Beneath him, the laboring demons were stunned into immobility as the AH-64D helicopters rose over the rim to pour 30mm gunfire, rockets and Hellfire missiles into the mass of demons in front of them. It was slaughter, pure, unmitigated and relentless. The gunners in the helicopters unleashed salvo after salvo of unguided rockets into the mass in front of them, playing their gunnery controls as if they were musical instruments, switching from rockets to cannon and back again as they split the mob of screaming demons into small groups and then cut those groups down. The demons were unarmed, defenseless, their command cut off by the first salvo of Hellfires that had slammed into Minos and cut him down from his throne. Now, an Apache was hovering over his body, studding it with 30mm cannon fire to make sure he was truly and irrecoverably dead. His minions were workers on the plateau, they didn’t even have their tridents and all they could do was run. Only, there was nowhere to run to, the gunships were advancing slowly across the plateau, mercilessly cutting the demons down no matter whether they stood or ran. As they did, they taught a grim lesson to the shrinking numbers of survivors. This is what helicopter gunships do. This is what they are for.

The demons were driven backwards, always backwards, away from the Plateau rim, towards the great black stain in the wall that represented the death gate. Then, there was nowhere further they could retreat to, some took the dreadful chance and dived through the blackness to escape the relentless hammering of the gunships, the others gave up and stood by the cliff face until the helicopters killed them.

Behind the first line of eight AH-64s, a second group of eight hovered over the hydras that writhed and screamed on the plateau rim. More Hellfire missiles slashed out, thumping into their bodies, ripping them open and sending multi-colored sprays of demon blood arching through the air. In their death-spasms, some fell off the edge, screaming and falling down into the hell-pit where they had thrown so many unnumbered thousands of humans. Others threshed around for a few minutes before the combination of Hellfires and gunfire stilled them forever.

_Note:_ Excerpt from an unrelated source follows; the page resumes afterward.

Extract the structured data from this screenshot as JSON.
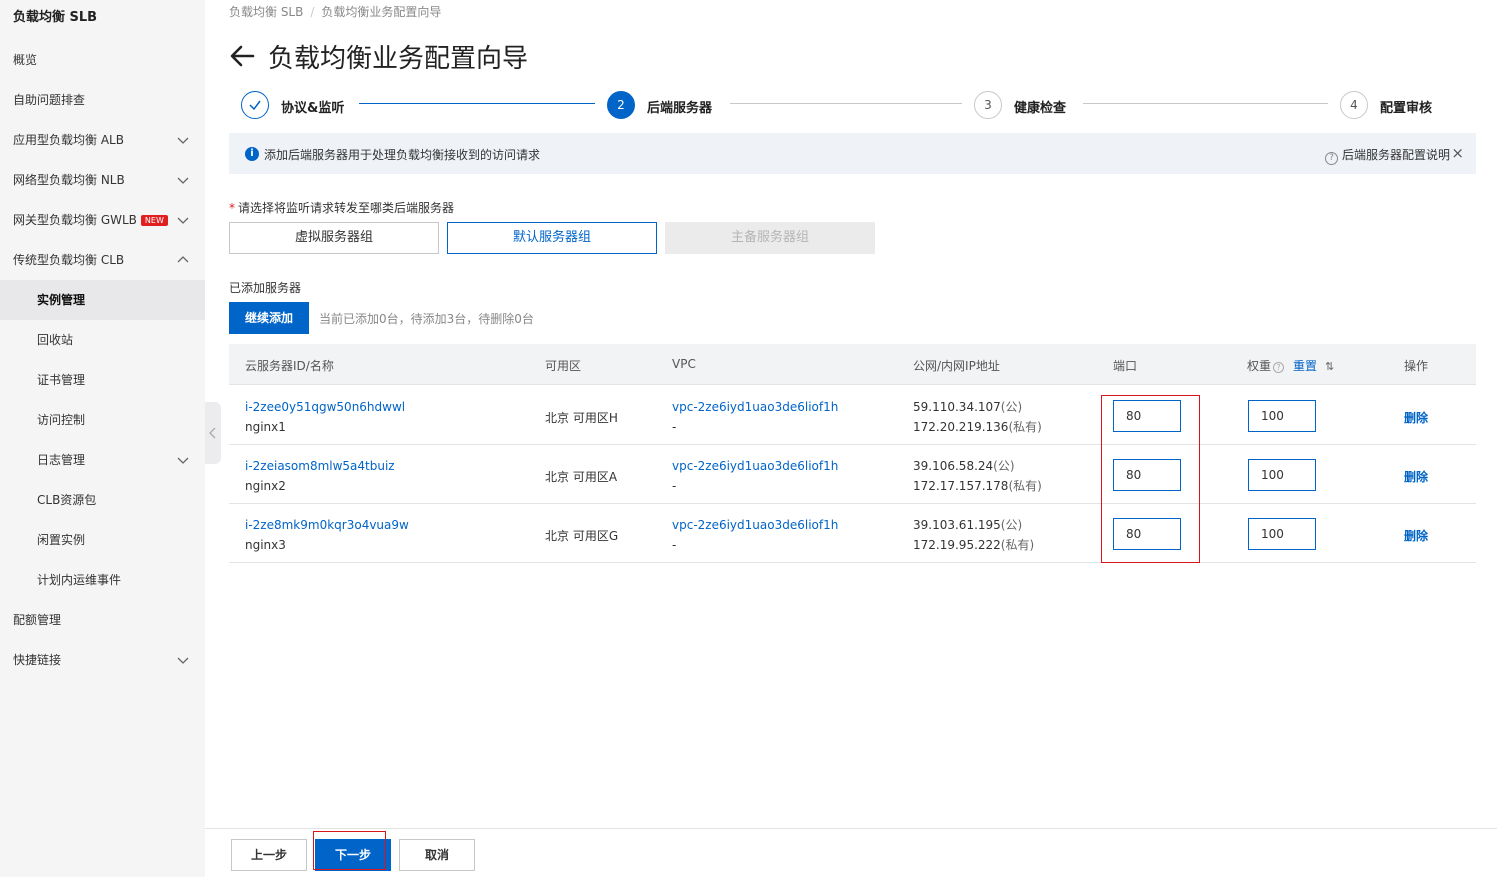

The Plateau was silent except for the thudding noise of the gunships as they circled overhead, looking for any sign of resistance (by which the pilots and gunners meant any sign of life). At the cliff face, the pile of human bodies arriving through the gate was rising steadily, well, the second wave of the assault would handle that. It was already arriving, nine UH-60 Blackhawks loaded with Israeli commandos, their command section and one very special, absolutely indispensable passenger. The Blackhawks touched down, the commandos spreading rapidly across the plateau, quickly ensuring that the dead demons strewing the rocky surface were indeed dead. There were some dead humans in there as well, those unfortunate enough to have arrived just as the assault was starting. They had died with their demon captors although the unconscious humans had never been aware of by how little they had missed salvation.

With the plateau secured, the commandos started picking up the human bodies that were still pouring through and moving them to safety. Another small group disappeared down the tunnel that marked the only access to the Plateau of Minos and started setting explosive charges on the tunnel wall. The men were experts, demolition men who had set more charges than most people would be able to count. A few seconds after they emerged from the tunnel, a dull blast and a cloud of choking gray smoke marked the success of their latest labors. A couple of them went back into the tunnel and re-emerged, their thumbs raised. It would be years before anybody used that access route again.